Que demande le peuple? Une Volkswagen Golf. Peugeot, après avoir fabriqué des millions de 306 sous toutes les formes, succombe au diktat de Wolfsburg et à la loi du plus fort: elle s'appelle 307 et, selon le slogan bien connu d'un soda que je ne peux nommer ici, «elle a la couleur d'une Golf, et pourtant ce n'est pas une Golf.»

Comme elle est bien plus haute que l'Allemande, qui à n'en pas douter suivra l'expansion lors de sa prochaine évolution en 2003, la 307 obtient quand même une certaine originalité visuelle. De côté. Mais cet aspect s'écrase dès qu'on regarde la voiture de l'arrière, puisque seul l'énorme lion de plastique permet de la différencier de la championne de la catégorie. En d'autres termes, si le constructeur n'a pas fait ces choix au hasard, le consommateur pourrait se sentir légèrement manipulé par trop de mimétisme.

Sur la route, la 307 reprend quelques couleurs grâce à une tenue de route impeccable, mais sans la douceur de la 306 ni l'effet de pompage typique des VW depuis maintenant près de 30 ans. L'excellent train arrière autodirectionnel à barres de torsion disparaît au profit d'un essieu déformable à bras tirés et ressorts hélicoïdaux, une solution plus économique piquée à… la Golf.

Ce qui ne provient pas de l'Allemande, évidemment, ce sont les moteurs. Et la déception est d'autant plus grande, puisqu'à son habitude Peugeot lance sa 307 totalement sous-motorisée, et donc pas enthousiasmante à conduire. La nouvelle voiture pèse presque autant que le cabriolet 306, 1300 kg dans le meilleur des cas et 1384 pour la plus lourde. L'équation est effectuée en un tournemain: les 110 ch du moteur 1,6 l 16 soupapes n'arrivent à rien faire, et les 138 ch du 2 litres s'en tirent sans gloire. Avec une sonorité plutôt désagréable.

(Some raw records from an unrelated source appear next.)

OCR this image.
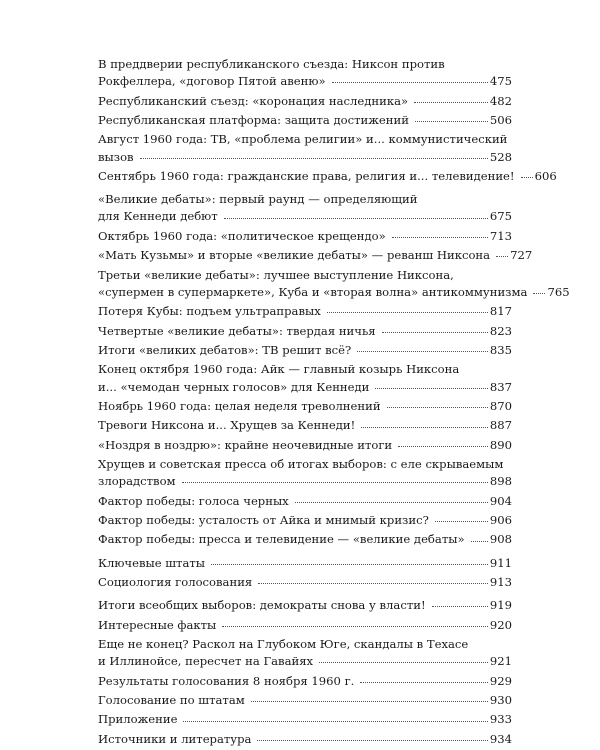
В преддверии республиканского съезда: Никсон против
Рокфеллера, «договор Пятой авеню»	475
Республиканский съезд: «коронация наследника»	482
Республиканская платформа: защита достижений	506
Август 1960 года: ТВ, «проблема религии» и... коммунистический
вызов	528
Сентябрь 1960 года: гражданские права, религия и... телевидение! 606
«Великие дебаты»: первый раунд — определяющий
для Кеннеди дебют	675
Октябрь 1960 года: «политическое крещендо»	713
«Мать Кузьмы» и вторые «великие дебаты» — реванш Никсона 727
Третьи «великие дебаты»: лучшее выступление Никсона,
«супермен в супермаркете», Куба и «вторая волна» антикоммунизма 765
Потеря Кубы: подъем ультраправых	817
Четвертые «великие дебаты»: твердая ничья	823
Итоги «великих дебатов»: ТВ решит всё?	835
Конец октября 1960 года: Айк — главный козырь Никсона
и... «чемодан черных голосов» для Кеннеди	837
Ноябрь 1960 года: целая неделя треволнений	870
Тревоги Никсона и... Хрущев за Кеннеди!	887
«Ноздря в ноздрю»: крайне неочевидные итоги	890
Хрущев и советская пресса об итогах выборов: с еле скрываемым
злорадством	898
Фактор победы: голоса черных	904
Фактор победы: усталость от Айка и мнимый кризис?	906
Фактор победы: пресса и телевидение — «великие дебаты» 908
Ключевые штаты	911
Социология голосования	913
Итоги всеобщих выборов: демократы снова у власти!	919
Интересные факты	920
Еще не конец? Раскол на Глубоком Юге, скандалы в Техасе
и Иллинойсе, пересчет на Гавайях	921
Результаты голосования 8 ноября 1960 г.	929
Голосование по штатам	930
Приложение	933
Источники и литература	934
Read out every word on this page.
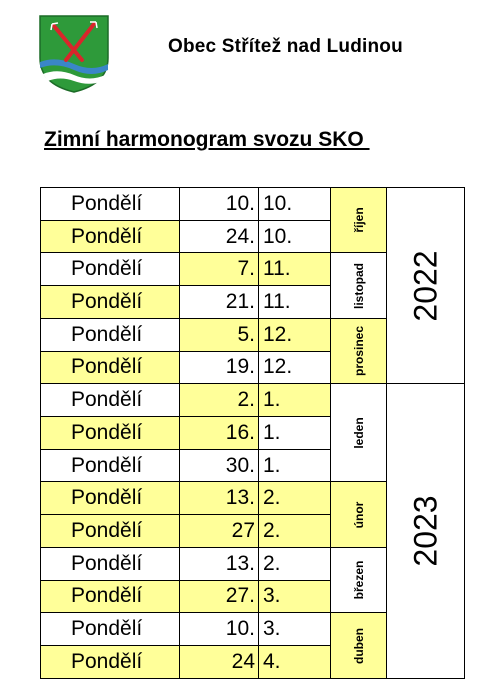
Obec Střítež nad Ludinou
Zimní harmonogram svozu SKO
Pondělí	10.	10.	říjen	2022

Pondělí	24.	10.		
Pondělí	7.	11.	listopad	

Pondělí	21.	11.		
Pondělí	5.	12.	prosinec	

Pondělí	19.	12.		
Pondělí	2.	1.	leden	2023

Pondělí	16.	1.		
Pondělí	30.	1.		
Pondělí	13.	2.	únor	

Pondělí	27	2.		
Pondělí	13.	2.	březen	

Pondělí	27.	3.		
Pondělí	10.	3.	duben	

Pondělí	24	4.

A l'usage donc, le conducteur se persuadera que la sécurité aboutie du véhicule, avec ses airbags pléthoriques, son assistance au freinage d'urgence, ses feux de détresse qui s'allument tout seuls, comme les phares d'ailleurs, forment le nerf de cette guerre-là. Mais à trop exiger de la poule, on la tue et pour trouver à la 307 d'autres qualités que la concurrence, il faut être carrément francophile ou ne rouler qu'au diesel. Car c'est là le point fort du véhicule, ses moteurs HDI aussi vifs qu'ils sont économiques. En plus, le moteur de 110 ch reçoit un filtre à particules, ce qui le rend particulièrement peu salissant.

Avec la 206, surdessinée comme une voiture de bande dessinée, on pouvait penser que Peugeot avait trouvé un style pour les dix prochaines années. La 307 inaugure peut-être celui du vide.